Straight from West Africa, the African Mango is the latest fad to hit the weight loss market. We say fad because there haven’t been sufficient clinical studies to back the African Mango’s effectiveness. The African Mango is also known as Irvingia Gabonensis. According to the supporters of the African Mango it has the ability to help:
- shed pounds
- lower bad cholesterol
- lower blood sugar levels
Clinical Study on the African Mango
There has been one study conducted on the African Mango in Africa and was published in the journal “Lipids in Health and Disease.” “Lipids in Health and Disease” (although far from the best) is a legitimate health journal. The study was conducted on 102 people split between those taking the African Mango and those taking the placebo.

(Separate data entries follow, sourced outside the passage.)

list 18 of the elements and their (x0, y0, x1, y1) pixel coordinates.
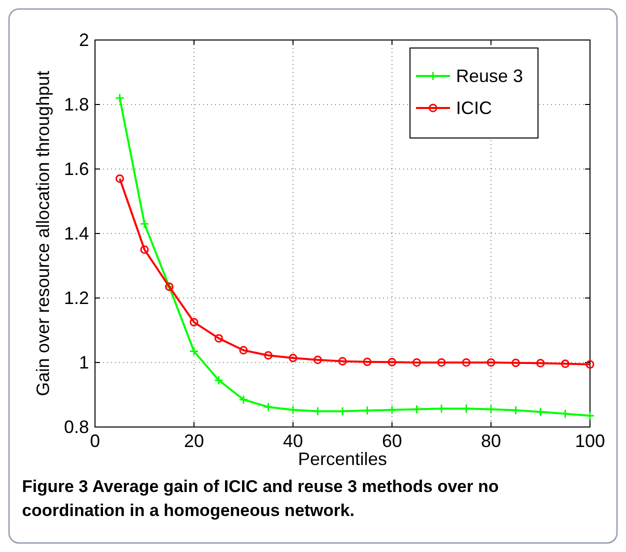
x-axis-title: Percentiles (298, 449, 388, 469)
x-tick-label: 0 (90, 431, 100, 451)
y-axis-title: Gain over resource allocation throughput (33, 70, 53, 396)
x-tick-label: 40 (282, 431, 304, 451)
caption: Figure 3 Average gain of ICIC and reuse 3 methods over no coordination in a homogeneous network. (22, 477, 499, 520)
x-tick-label: 80 (480, 431, 502, 451)
legend-label: ICIC (456, 98, 492, 118)
y-tick-label: 1.2 (64, 288, 89, 308)
y-tick-label: 1.8 (64, 94, 89, 114)
y-tick-label: 1 (78, 352, 89, 372)
x-tick-label: 100 (574, 431, 606, 451)
legend-label: Reuse 3 (456, 66, 524, 86)
y-tick-label: 1.4 (64, 224, 89, 244)
x-tick-label: 60 (382, 431, 402, 451)
y-tick-label: 2 (78, 30, 89, 50)
y-tick-label: 1.6 (64, 159, 89, 179)
y-tick-label: 0.8 (64, 417, 89, 437)
x-tick-label: 20 (184, 431, 204, 451)
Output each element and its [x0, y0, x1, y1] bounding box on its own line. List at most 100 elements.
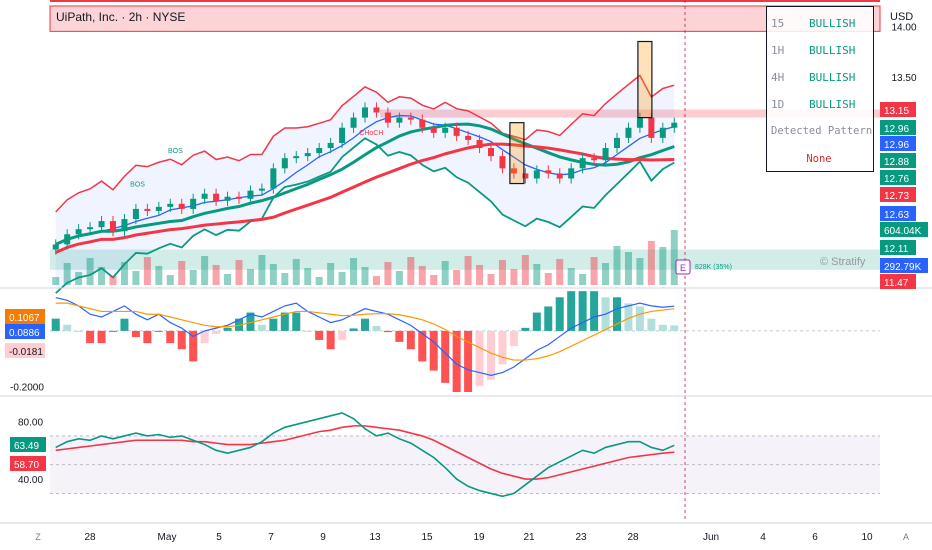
event-marker[interactable] — [675, 259, 691, 275]
volume-bar — [269, 264, 277, 285]
candle-body — [533, 170, 540, 179]
candle-body — [144, 208, 151, 211]
volume-bar — [544, 273, 552, 285]
symbol-title[interactable]: UiPath, Inc. · 2h · NYSE — [56, 10, 186, 24]
rsi-line — [55, 412, 675, 498]
histogram-bar — [269, 318, 278, 331]
macd-badge — [5, 309, 45, 324]
candle-body — [659, 127, 666, 138]
candle-body — [407, 117, 414, 120]
volume-bar — [52, 277, 60, 285]
volume-bar — [132, 271, 140, 285]
volume-bar — [246, 269, 254, 285]
volume-bar — [235, 260, 243, 285]
candle-body — [648, 117, 655, 138]
histogram-bar — [452, 330, 461, 392]
volume-bar — [189, 270, 197, 285]
histogram-bar — [670, 325, 679, 331]
histogram-bar — [624, 303, 633, 331]
histogram-bar — [223, 327, 232, 331]
candle-body — [556, 173, 563, 179]
histogram-bar — [200, 330, 209, 344]
volume-bar — [166, 275, 174, 285]
candle-body — [201, 193, 208, 199]
volume-bar — [63, 263, 71, 285]
volume-bar — [395, 271, 403, 285]
macd-badge-text: 0.1067 — [9, 313, 40, 324]
candle-body — [453, 127, 460, 136]
candle-body — [362, 107, 368, 118]
candle-body — [419, 119, 426, 128]
price-badge-text: 12.63 — [884, 210, 909, 221]
histogram-bar — [303, 330, 312, 332]
price-tick: 13.50 — [891, 73, 916, 84]
histogram-bar — [464, 330, 473, 392]
histogram-bar — [154, 330, 163, 332]
candle-body — [671, 122, 678, 128]
demand-zone — [50, 249, 880, 270]
candle-body — [602, 148, 609, 161]
volume-bar — [476, 265, 484, 285]
x-axis-label: 21 — [523, 532, 535, 543]
volume-bar — [556, 259, 564, 285]
candle-body — [339, 127, 346, 143]
price-tick: 14.00 — [891, 22, 916, 33]
candle-body — [396, 117, 403, 123]
signal-line — [55, 302, 675, 361]
price-badge — [880, 274, 916, 289]
pattern-box — [637, 40, 653, 119]
trend-status: BULLISH — [809, 44, 856, 57]
histogram-bar — [635, 306, 644, 331]
volume-bar — [361, 267, 369, 285]
volume-bar — [430, 275, 438, 285]
volume-bar — [510, 269, 518, 285]
timeframe-label: 1D — [771, 98, 785, 111]
x-axis-label: 19 — [473, 532, 485, 543]
price-badge — [880, 102, 916, 117]
volume-bar — [441, 261, 449, 285]
histogram-bar — [509, 330, 518, 347]
rsi-badge — [10, 437, 46, 452]
volume-bar — [602, 263, 610, 285]
price-badge — [880, 240, 916, 255]
histogram-bar — [63, 324, 72, 331]
histogram-bar — [567, 291, 576, 331]
histogram-bar — [544, 306, 553, 331]
structure-label: CHoCH — [359, 130, 383, 137]
currency-label[interactable]: USD — [890, 11, 914, 23]
status-row-4h: 4H BULLISH — [771, 71, 871, 84]
macd-badge-text: -0.0181 — [9, 347, 43, 358]
histogram-bar — [109, 330, 117, 332]
histogram-bar — [166, 330, 175, 344]
candle-body — [213, 193, 220, 201]
price-badge — [880, 153, 916, 168]
volume-bar — [350, 258, 358, 285]
histogram-bar — [315, 330, 324, 341]
volume-bar — [327, 263, 335, 285]
price-badge — [880, 206, 916, 221]
candle-body — [98, 221, 105, 228]
volume-bar — [338, 272, 346, 285]
x-axis-label: 15 — [421, 532, 433, 543]
histogram-bar — [590, 291, 599, 331]
rsi-tick: 80.00 — [18, 418, 43, 429]
candle-body — [224, 196, 231, 201]
volume-bar — [212, 265, 220, 285]
histogram-bar — [257, 324, 266, 331]
x-axis-label: 9 — [320, 532, 326, 543]
price-badge-text: 11.47 — [884, 278, 909, 289]
macd-badge — [5, 343, 45, 358]
price-badge-text: 12.73 — [884, 191, 909, 202]
candle-body — [350, 117, 357, 128]
x-axis-label: 5 — [216, 532, 222, 543]
volume-bar — [659, 247, 667, 285]
histogram-bar — [361, 318, 369, 331]
candle-body — [545, 170, 552, 174]
trend-status: BULLISH — [809, 17, 856, 30]
histogram-bar — [131, 330, 140, 337]
candle-body — [579, 158, 586, 169]
detected-pattern-label: Detected Pattern — [771, 125, 873, 137]
volume-bar — [418, 266, 426, 285]
trend-status-table: 15 BULLISH 1H BULLISH 4H BULLISH 1D BULLISH … — [766, 6, 874, 172]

According to the study taking African Mango resulted in:
“Significant improvements in body weight, body fat, and waist circumference as well as plasma total cholesterol, LDL cholesterol, blood glucose, C-reactive protein, adiponectin and leptin level.Irvingia gabonensis administered 150 mg twice daily before meals to overweight and/or obese human volunteers favorably impacts body weight and a variety of parameters characteristic of the metabolic syndrome.”
The study points out that those taking the African Mango lost nearly more than 15 pounds more than those taking the placebo.
All of this sounds great but there needs to be more clinical studies on the African Mango before we all crown it as a miracle ingredient. An obscure study conducted in an obscure country (Cameroon) is not conclusive.
The Bottom Line on the African Mango
The African Mango looks like a promising ingredient . However, we probably wouldn’t count on having the same results of those taking the African Mango from the study. Also remember that those taking the African Mango in the study took 300 milligrams a day. So before buying a diet pill just because it has African Mango, make sure that it is supplying you with 300 milligrams.